The advisory issued last week warning residents to take precautions before recreating on the fresh and tidal portion of the Peconic River was lifted today.
Results of recent sampling conducted by the Suffolk County Department of Health Services indicates the water meets state water quality standards for contact recreation. Samples were taken from various locations from the fresh and tidal portions of the Peconic River, which runs east of Raynor Avenue to mouth of the river.
Suffolk County Health officials will continue to work closely with the NYSDEC, which has jurisdiction over the permitting and enforcement at the facility, and with the management at the Riverhead sewage treatment plant.
Health officials recommend the following steps when swimming or recreating in any waterbody:
- Don't swallow water and consider keeping your face and head out of the water, particularly in areas that are not public bathing beaches.
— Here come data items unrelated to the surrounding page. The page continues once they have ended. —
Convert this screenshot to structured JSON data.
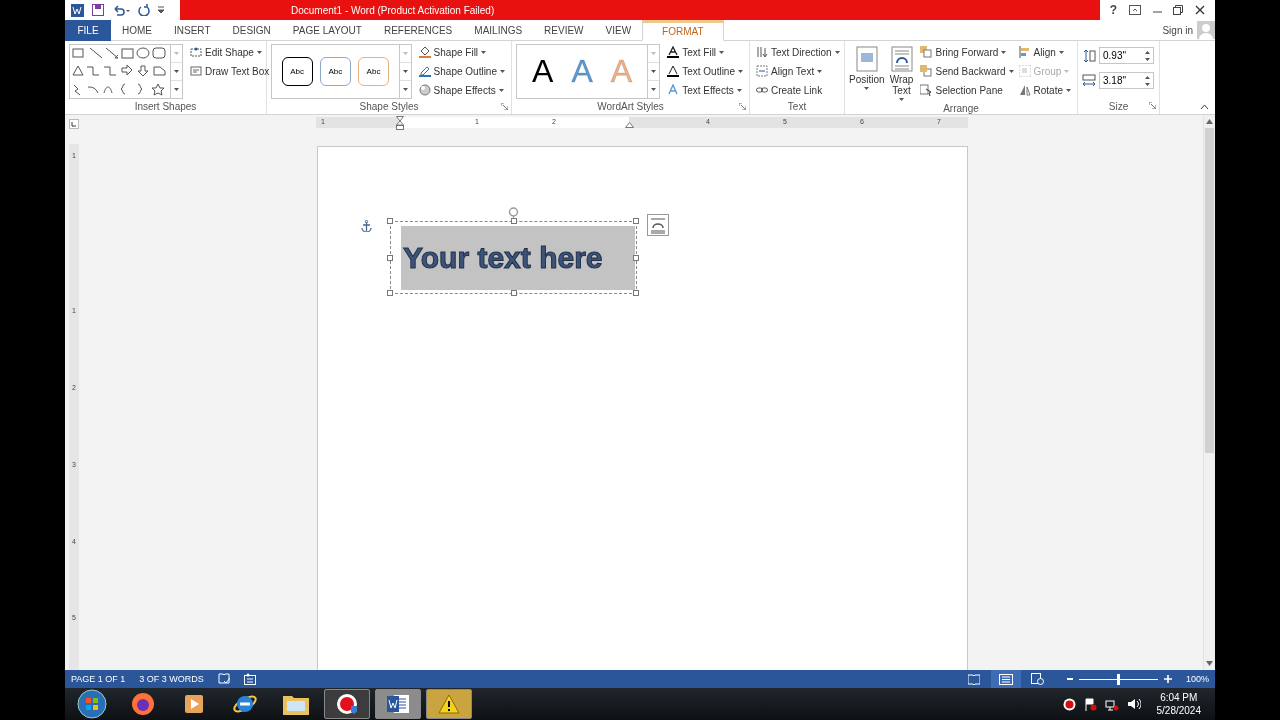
{
  "title_bar": {
    "title": "Document1 - Word (Product Activation Failed)",
    "help": "?"
  },
  "tabs": [
    {
      "label": "FILE",
      "kind": "file",
      "selected": false
    },
    {
      "label": "HOME",
      "kind": "plain",
      "selected": false
    },
    {
      "label": "INSERT",
      "kind": "plain",
      "selected": false
    },
    {
      "label": "DESIGN",
      "kind": "plain",
      "selected": false
    },
    {
      "label": "PAGE LAYOUT",
      "kind": "plain",
      "selected": false
    },
    {
      "label": "REFERENCES",
      "kind": "plain",
      "selected": false
    },
    {
      "label": "MAILINGS",
      "kind": "plain",
      "selected": false
    },
    {
      "label": "REVIEW",
      "kind": "plain",
      "selected": false
    },
    {
      "label": "VIEW",
      "kind": "plain",
      "selected": false
    },
    {
      "label": "FORMAT",
      "kind": "contextual",
      "selected": true
    }
  ],
  "sign_in": "Sign in",
  "ribbon": {
    "insert_shapes": {
      "label": "Insert Shapes",
      "commands": [
        {
          "label": "Edit Shape",
          "kind": "edit-shape",
          "dropdown": true,
          "disabled": false
        },
        {
          "label": "Draw Text Box",
          "kind": "text-box",
          "dropdown": false,
          "disabled": false
        }
      ]
    },
    "shape_styles": {
      "label": "Shape Styles",
      "previews": [
        {
          "label": "Abc",
          "color": "#000000"
        },
        {
          "label": "Abc",
          "color": "#8fa9c4"
        },
        {
          "label": "Abc",
          "color": "#e0b487"
        }
      ],
      "commands": [
        {
          "label": "Shape Fill",
          "kind": "fill",
          "dropdown": true,
          "disabled": false
        },
        {
          "label": "Shape Outline",
          "kind": "outline",
          "dropdown": true,
          "disabled": false
        },
        {
          "label": "Shape Effects",
          "kind": "effects",
          "dropdown": true,
          "disabled": false
        }
      ]
    },
    "wordart_styles": {
      "label": "WordArt Styles",
      "previews": [
        {
          "label": "A",
          "color": "#000000"
        },
        {
          "label": "A",
          "color": "#5b9bd5"
        },
        {
          "label": "A",
          "color": "#f4b183"
        }
      ],
      "commands": [
        {
          "label": "Text Fill",
          "kind": "text-fill",
          "dropdown": true,
          "disabled": false
        },
        {
          "label": "Text Outline",
          "kind": "text-outline",
          "dropdown": true,
          "disabled": false
        },
        {
          "label": "Text Effects",
          "kind": "text-effects",
          "dropdown": true,
          "disabled": false
        }
      ]
    },
    "text": {
      "label": "Text",
      "commands": [
        {
          "label": "Text Direction",
          "kind": "direction",
          "dropdown": true,
          "disabled": false
        },
        {
          "label": "Align Text",
          "kind": "align-text",
          "dropdown": true,
          "disabled": false
        },
        {
          "label": "Create Link",
          "kind": "link",
          "dropdown": false,
          "disabled": false
        }
      ]
    },
    "arrange": {
      "label": "Arrange",
      "big_buttons": [
        {
          "label": "Position",
          "kind": "position"
        },
        {
          "label": "Wrap Text",
          "kind": "wrap"
        }
      ],
      "commands": [
        {
          "label": "Bring Forward",
          "kind": "bring-forward",
          "dropdown": true,
          "disabled": false
        },
        {
          "label": "Send Backward",
          "kind": "send-backward",
          "dropdown": true,
          "disabled": false
        },
        {
          "label": "Selection Pane",
          "kind": "selection-pane",
          "dropdown": false,
          "disabled": false
        },
        {
          "label": "Align",
          "kind": "align",
          "dropdown": true,
          "disabled": false
        },
        {
          "label": "Group",
          "kind": "group",
          "dropdown": true,
          "disabled": true
        },
        {
          "label": "Rotate",
          "kind": "rotate",
          "dropdown": true,
          "disabled": false
        }
      ]
    },
    "size": {
      "label": "Size",
      "height": "0.93\"",
      "width": "3.18\""
    }
  },
  "horizontal_ruler": [
    "1",
    "1",
    "2",
    "4",
    "5",
    "6",
    "7"
  ],
  "vertical_ruler": [
    "1",
    "1",
    "2",
    "3",
    "4",
    "5"
  ],
  "document": {
    "text_box": "Your text here"
  },
  "status_bar": {
    "page": "PAGE 1 OF 1",
    "words": "3 OF 3 WORDS",
    "views": [
      {
        "kind": "read",
        "selected": false
      },
      {
        "kind": "print",
        "selected": true
      },
      {
        "kind": "web",
        "selected": false
      }
    ],
    "zoom": {
      "level": 0.5,
      "reading": "100%"
    }
  },
  "taskbar": {
    "items": [
      {
        "kind": "start",
        "open": false
      },
      {
        "kind": "firefox",
        "open": false
      },
      {
        "kind": "media",
        "open": false
      },
      {
        "kind": "ie",
        "open": false
      },
      {
        "kind": "folder",
        "open": false
      },
      {
        "kind": "recorder",
        "open": true,
        "color": "#3c3c3c"
      },
      {
        "kind": "word",
        "open": true,
        "color": "#8c8c8c"
      },
      {
        "kind": "alert",
        "open": true,
        "color": "#c9a440"
      }
    ],
    "time": "6:04 PM",
    "date": "5/28/2024"
  }
}
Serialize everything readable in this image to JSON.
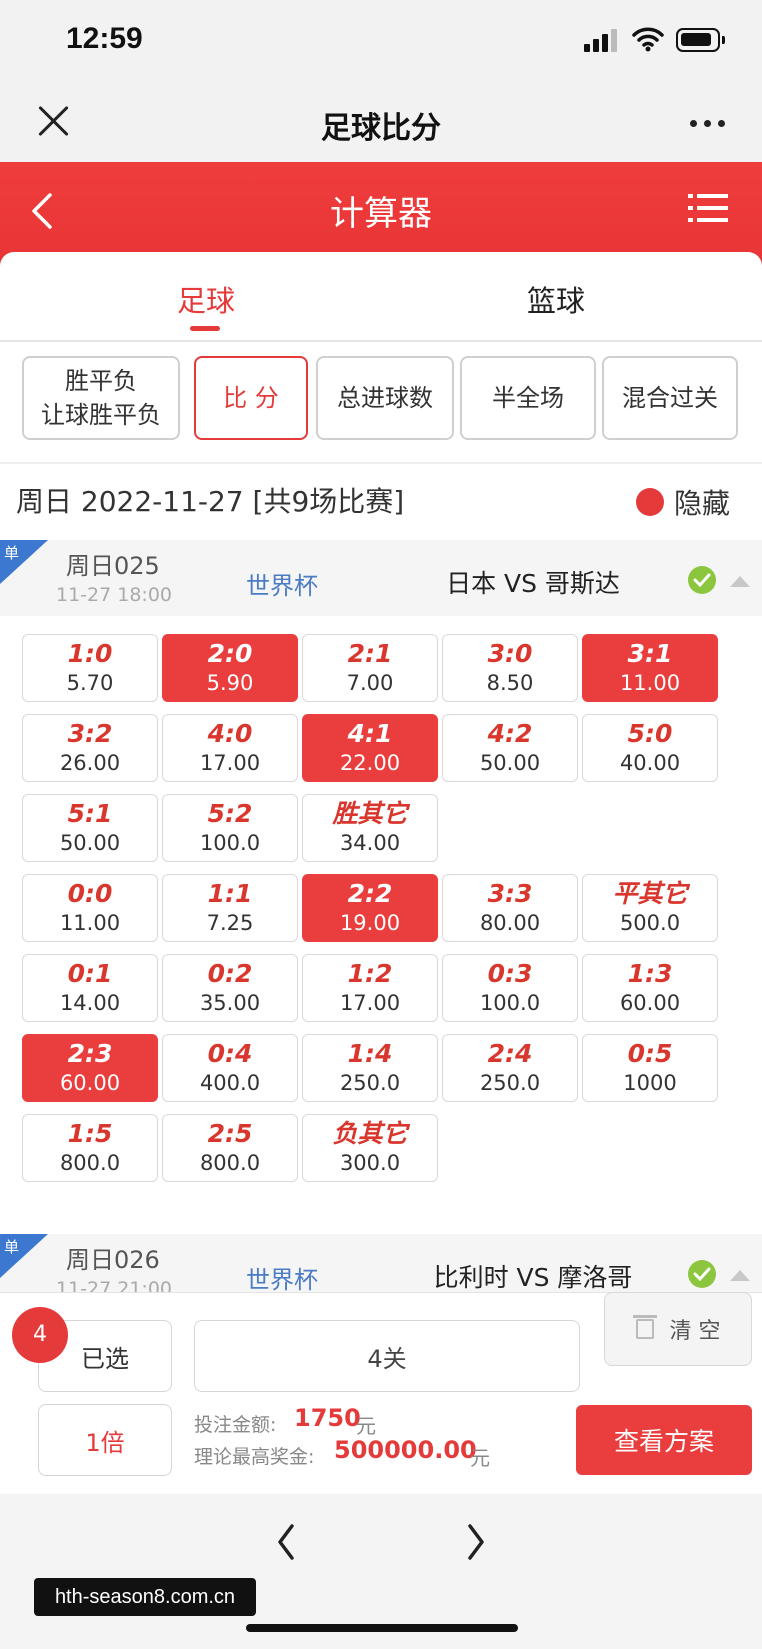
{
  "status_bar": {
    "time": "12:59"
  },
  "nav": {
    "title": "足球比分"
  },
  "header": {
    "title": "计算器"
  },
  "sport_tabs": [
    {
      "label": "足球"
    },
    {
      "label": "篮球"
    }
  ],
  "play_types": [
    {
      "line1": "胜平负",
      "line2": "让球胜平负"
    },
    {
      "label": "比 分"
    },
    {
      "label": "总进球数"
    },
    {
      "label": "半全场"
    },
    {
      "label": "混合过关"
    }
  ],
  "date_bar": {
    "text": "周日 2022-11-27 [共9场比赛]",
    "hide_label": "隐藏"
  },
  "matches": [
    {
      "tag": "单",
      "number": "周日025",
      "time": "11-27 18:00",
      "league": "世界杯",
      "teams": "日本 VS 哥斯达"
    },
    {
      "tag": "单",
      "number": "周日026",
      "time": "11-27 21:00",
      "league": "世界杯",
      "teams": "比利时 VS 摩洛哥"
    }
  ],
  "score_options": [
    {
      "score": "1:0",
      "odds": "5.70",
      "selected": false
    },
    {
      "score": "2:0",
      "odds": "5.90",
      "selected": true
    },
    {
      "score": "2:1",
      "odds": "7.00",
      "selected": false
    },
    {
      "score": "3:0",
      "odds": "8.50",
      "selected": false
    },
    {
      "score": "3:1",
      "odds": "11.00",
      "selected": true
    },
    {
      "score": "3:2",
      "odds": "26.00",
      "selected": false
    },
    {
      "score": "4:0",
      "odds": "17.00",
      "selected": false
    },
    {
      "score": "4:1",
      "odds": "22.00",
      "selected": true
    },
    {
      "score": "4:2",
      "odds": "50.00",
      "selected": false
    },
    {
      "score": "5:0",
      "odds": "40.00",
      "selected": false
    },
    {
      "score": "5:1",
      "odds": "50.00",
      "selected": false
    },
    {
      "score": "5:2",
      "odds": "100.0",
      "selected": false
    },
    {
      "score": "胜其它",
      "odds": "34.00",
      "selected": false
    },
    {
      "score": "0:0",
      "odds": "11.00",
      "selected": false
    },
    {
      "score": "1:1",
      "odds": "7.25",
      "selected": false
    },
    {
      "score": "2:2",
      "odds": "19.00",
      "selected": true
    },
    {
      "score": "3:3",
      "odds": "80.00",
      "selected": false
    },
    {
      "score": "平其它",
      "odds": "500.0",
      "selected": false
    },
    {
      "score": "0:1",
      "odds": "14.00",
      "selected": false
    },
    {
      "score": "0:2",
      "odds": "35.00",
      "selected": false
    },
    {
      "score": "1:2",
      "odds": "17.00",
      "selected": false
    },
    {
      "score": "0:3",
      "odds": "100.0",
      "selected": false
    },
    {
      "score": "1:3",
      "odds": "60.00",
      "selected": false
    },
    {
      "score": "2:3",
      "odds": "60.00",
      "selected": true
    },
    {
      "score": "0:4",
      "odds": "400.0",
      "selected": false
    },
    {
      "score": "1:4",
      "odds": "250.0",
      "selected": false
    },
    {
      "score": "2:4",
      "odds": "250.0",
      "selected": false
    },
    {
      "score": "0:5",
      "odds": "1000",
      "selected": false
    },
    {
      "score": "1:5",
      "odds": "800.0",
      "selected": false
    },
    {
      "score": "2:5",
      "odds": "800.0",
      "selected": false
    },
    {
      "score": "负其它",
      "odds": "300.0",
      "selected": false
    }
  ],
  "bottom": {
    "selected_count": "4",
    "selected_label": "已选",
    "pass_type": "4关",
    "clear_label": "清 空",
    "multiplier": "1倍",
    "bet_amount_label": "投注金额:",
    "bet_amount": "1750",
    "bet_unit": "元",
    "max_prize_label": "理论最高奖金:",
    "max_prize": "500000.00",
    "prize_unit": "元",
    "view_plan_label": "查看方案"
  },
  "watermark": "hth-season8.com.cn",
  "colors": {
    "accent": "#e53a3a",
    "selected_cell": "#ea3e3e",
    "league": "#4a7bc4",
    "check": "#8cc63f"
  }
}
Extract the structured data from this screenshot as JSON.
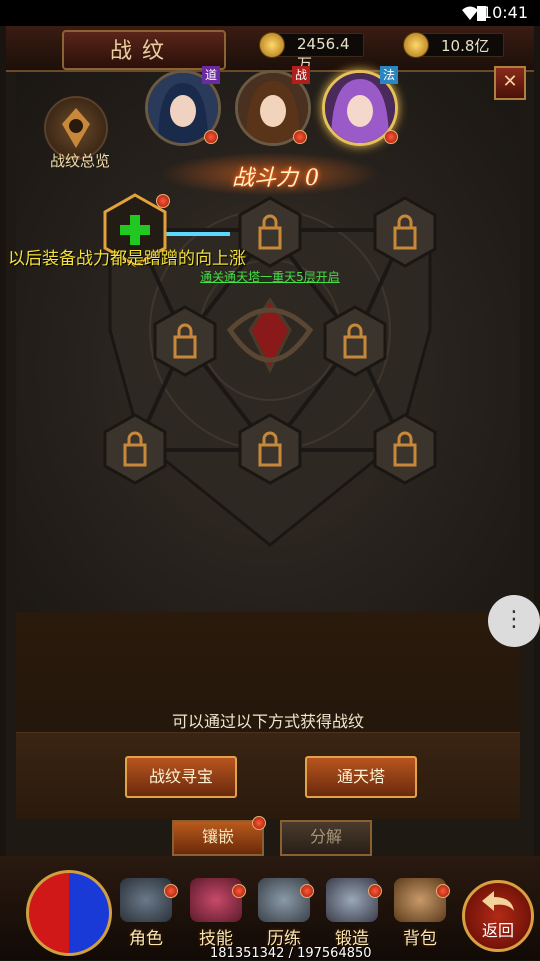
{
  "status_bar": {
    "time": "10:41"
  },
  "header": {
    "title": "战纹",
    "currencies": [
      {
        "icon": "gold-ingot-icon",
        "value": "2456.4万"
      },
      {
        "icon": "yuanbao-icon",
        "value": "10.8亿"
      }
    ],
    "close_label": "✕"
  },
  "overview": {
    "label": "战纹总览"
  },
  "heroes": [
    {
      "tag": "道",
      "tag_color": "#6a2aa0"
    },
    {
      "tag": "战",
      "tag_color": "#b0201a"
    },
    {
      "tag": "法",
      "tag_color": "#2a86c0",
      "selected": true
    }
  ],
  "power": {
    "label": "战斗力",
    "value": "0"
  },
  "overlay_text": "以后装备战力都是蹭蹭的向上涨",
  "unlock_hint": "通关通天塔一重天5层开启",
  "acquire": {
    "hint": "可以通过以下方式获得战纹",
    "buttons": [
      "战纹寻宝",
      "通天塔"
    ]
  },
  "tabs": [
    {
      "label": "镶嵌",
      "active": true
    },
    {
      "label": "分解",
      "active": false
    }
  ],
  "bottom_nav": [
    {
      "label": "角色",
      "icon": "helmet-icon"
    },
    {
      "label": "技能",
      "icon": "skill-book-icon"
    },
    {
      "label": "历练",
      "icon": "armor-icon"
    },
    {
      "label": "锻造",
      "icon": "anvil-icon"
    },
    {
      "label": "背包",
      "icon": "bag-icon"
    }
  ],
  "back_label": "返回",
  "exp_text": "181351342 / 197564850",
  "more_label": "⋮"
}
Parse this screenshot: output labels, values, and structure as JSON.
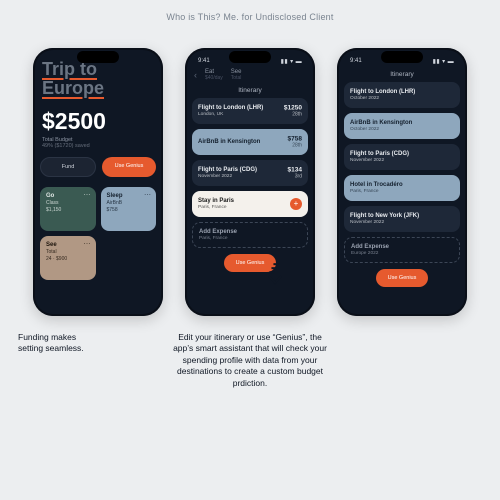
{
  "attribution": "Who is This? Me. for Undisclosed Client",
  "status": {
    "time": "9:41",
    "icons": "▮▮ ▾ ▬"
  },
  "colors": {
    "accent": "#e65a2e",
    "bg_dark": "#0f1724"
  },
  "phone1": {
    "trip_title": "Trip to\nEurope",
    "amount": "$2500",
    "budget_label": "Total Budget",
    "budget_sub": "49% ($1720) saved",
    "cta_fund": "Fund",
    "cta_genius": "Use Genius",
    "categories": [
      {
        "label": "Go",
        "sub1": "Class",
        "sub2": "$1,150",
        "variant": "green"
      },
      {
        "label": "Sleep",
        "sub1": "AirBnB",
        "sub2": "$758",
        "variant": "blue"
      },
      {
        "label": "See",
        "sub1": "Total",
        "sub2": "24 · $900",
        "variant": "brown"
      }
    ]
  },
  "phone2": {
    "breadcrumb": {
      "seg1": {
        "l1": "Eat",
        "l2": "$40/day"
      },
      "seg2": {
        "l1": "See",
        "l2": "Total"
      }
    },
    "header": "Itinerary",
    "items": [
      {
        "variant": "dark",
        "title": "Flight to London (LHR)",
        "sub": "London, UK",
        "price": "$1250",
        "date": "28th",
        "tiny": ""
      },
      {
        "variant": "blue",
        "title": "AirBnB in Kensington",
        "sub": "",
        "price": "$758",
        "date": "28th",
        "tiny": ""
      },
      {
        "variant": "dark",
        "title": "Flight to Paris (CDG)",
        "sub": "November 2022",
        "price": "$134",
        "date": "3rd",
        "tiny": ""
      },
      {
        "variant": "white",
        "title": "Stay in Paris",
        "sub": "Paris, France",
        "price": "",
        "date": "",
        "tiny": "",
        "add": true
      },
      {
        "variant": "ghost",
        "title": "Add Expense",
        "sub": "Paris, France"
      }
    ],
    "cta_genius": "Use Genius"
  },
  "phone3": {
    "header": "Itinerary",
    "items": [
      {
        "variant": "dark",
        "title": "Flight to London (LHR)",
        "sub": "October 2022"
      },
      {
        "variant": "blue",
        "title": "AirBnB in Kensington",
        "sub": "October 2022"
      },
      {
        "variant": "dark",
        "title": "Flight to Paris (CDG)",
        "sub": "November 2022"
      },
      {
        "variant": "blue",
        "title": "Hotel in Trocadéro",
        "sub": "Paris, France"
      },
      {
        "variant": "dark",
        "title": "Flight to New York (JFK)",
        "sub": "November 2022"
      },
      {
        "variant": "ghost",
        "title": "Add Expense",
        "sub": "Europe 2022"
      }
    ],
    "cta_genius": "Use Genius"
  },
  "captions": {
    "c1": "Funding makes \nsetting seamless.",
    "c2": "Edit your itinerary or use “Genius”, the app’s smart assistant that will check your spending profile with data from your destinations to create a custom budget prdiction.",
    "c3": ""
  }
}
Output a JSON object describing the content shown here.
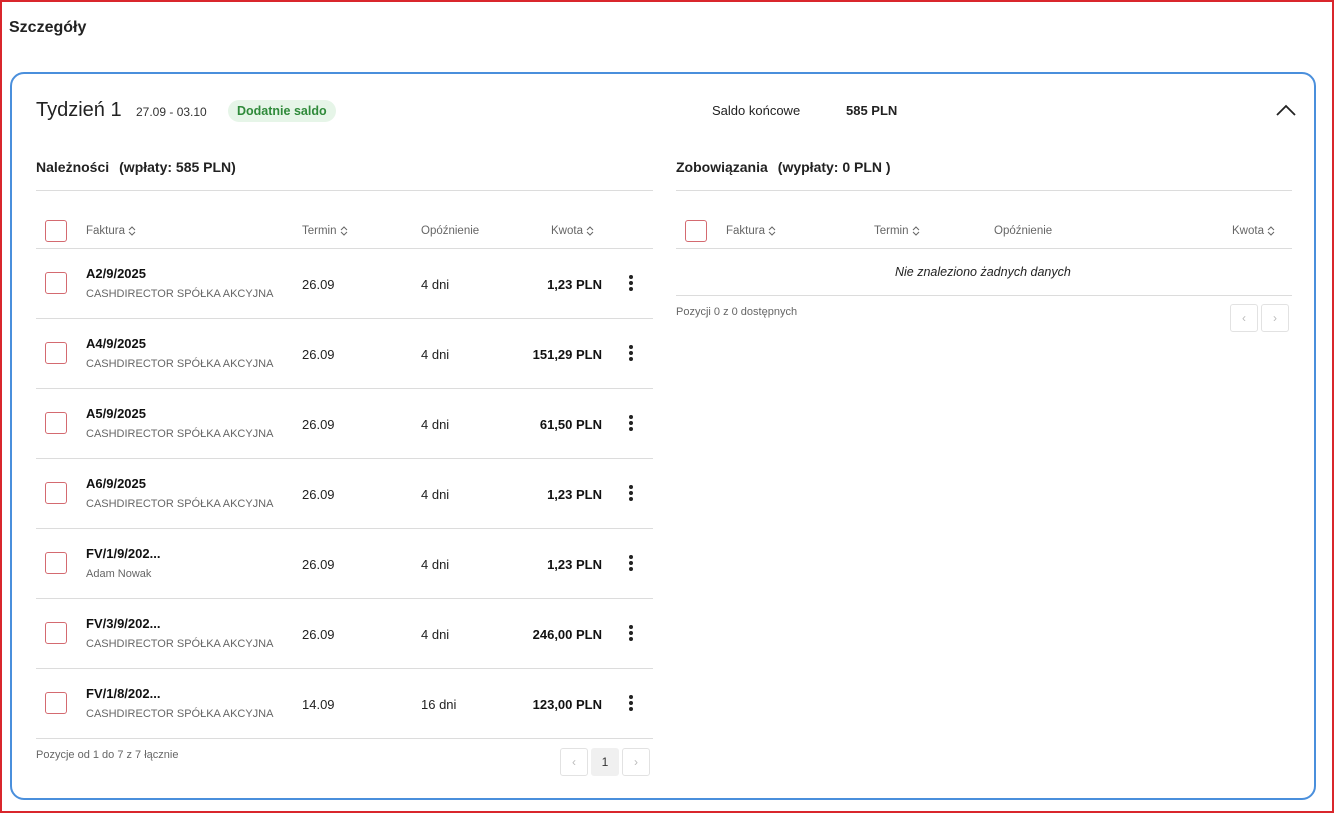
{
  "page_title": "Szczegóły",
  "colors": {
    "frame": "#d9262c",
    "card_border": "#4a8fdc",
    "badge_bg": "#e6f5e8",
    "badge_text": "#2f8a3a",
    "checkbox": "#d46a70"
  },
  "week": {
    "title": "Tydzień 1",
    "range": "27.09 - 03.10",
    "badge": "Dodatnie saldo",
    "saldo_label": "Saldo końcowe",
    "saldo_value": "585 PLN",
    "collapse_icon": "chevron-up-icon"
  },
  "receivables": {
    "title": "Należności",
    "subtitle": "(wpłaty: 585 PLN)",
    "columns": {
      "invoice": "Faktura",
      "term": "Termin",
      "delay": "Opóźnienie",
      "amount": "Kwota"
    },
    "rows": [
      {
        "invoice": "A2/9/2025",
        "company": "CASHDIRECTOR SPÓŁKA AKCYJNA",
        "term": "26.09",
        "delay": "4 dni",
        "amount": "1,23 PLN"
      },
      {
        "invoice": "A4/9/2025",
        "company": "CASHDIRECTOR SPÓŁKA AKCYJNA",
        "term": "26.09",
        "delay": "4 dni",
        "amount": "151,29 PLN"
      },
      {
        "invoice": "A5/9/2025",
        "company": "CASHDIRECTOR SPÓŁKA AKCYJNA",
        "term": "26.09",
        "delay": "4 dni",
        "amount": "61,50 PLN"
      },
      {
        "invoice": "A6/9/2025",
        "company": "CASHDIRECTOR SPÓŁKA AKCYJNA",
        "term": "26.09",
        "delay": "4 dni",
        "amount": "1,23 PLN"
      },
      {
        "invoice": "FV/1/9/202...",
        "company": "Adam Nowak",
        "term": "26.09",
        "delay": "4 dni",
        "amount": "1,23 PLN"
      },
      {
        "invoice": "FV/3/9/202...",
        "company": "CASHDIRECTOR SPÓŁKA AKCYJNA",
        "term": "26.09",
        "delay": "4 dni",
        "amount": "246,00 PLN"
      },
      {
        "invoice": "FV/1/8/202...",
        "company": "CASHDIRECTOR SPÓŁKA AKCYJNA",
        "term": "14.09",
        "delay": "16 dni",
        "amount": "123,00 PLN"
      }
    ],
    "footer": "Pozycje od 1 do 7 z 7 łącznie",
    "pagination": {
      "prev": "‹",
      "page": "1",
      "next": "›"
    }
  },
  "liabilities": {
    "title": "Zobowiązania",
    "subtitle": "(wypłaty: 0 PLN )",
    "columns": {
      "invoice": "Faktura",
      "term": "Termin",
      "delay": "Opóźnienie",
      "amount": "Kwota"
    },
    "empty_message": "Nie znaleziono żadnych danych",
    "footer": "Pozycji 0 z 0 dostępnych",
    "pagination": {
      "prev": "‹",
      "next": "›"
    }
  }
}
This reduces exposure to bacteria, parasites and other microorganisms that might make people sick by entering the body by swallowing, and through eyes, ears and nose.
- Avoid swimming in cloudy or discolored water as it may contain microorganisms that might make people sick and affect a person's ability to see underwater hazards.
- Wash your hands after water activities (swimming, fishing, boating, etc.), especially before eating, and shower when you are done for the day to wash off water and dirt.
January 8, 2020
Peconic River Recreation Advisory
The Suffolk County Department of Health Services today issued an advisory to residents to take precautions before recreating on the fresh and tidal portions of the Peconic River, which runs east of Raynor Avenue to river mouth, due to the possible residual effects of approximately 4,000 gallons of untreated wastewater entering the river stemming from a pump station failure on Raynor Avenue. Corrective actions were taken immediately, and the situation was resolved. Suffolk County Health officials are working closely with the New York State Department of Environmental Conservation, which has jurisdiction over the permitting, enforcement and management at the Riverhead sewage treatment plant and its collection system.
Contact with waters in this portion of the Peconic River should be avoided for a minimum of 48 hours, four tidal cycles, unless testing indicates that it should be extended. If contact does occur, rinse off with clean water immediately. Seek medical attention if after exposure you experience nausea, vomiting or diarrhea; skin, eye or throat irritation, or allergic reactions or breathing difficulties.
SCDHS has initiated sampling of the river and will lift this advisory once sampling results indicate the water is safe for contact recreation.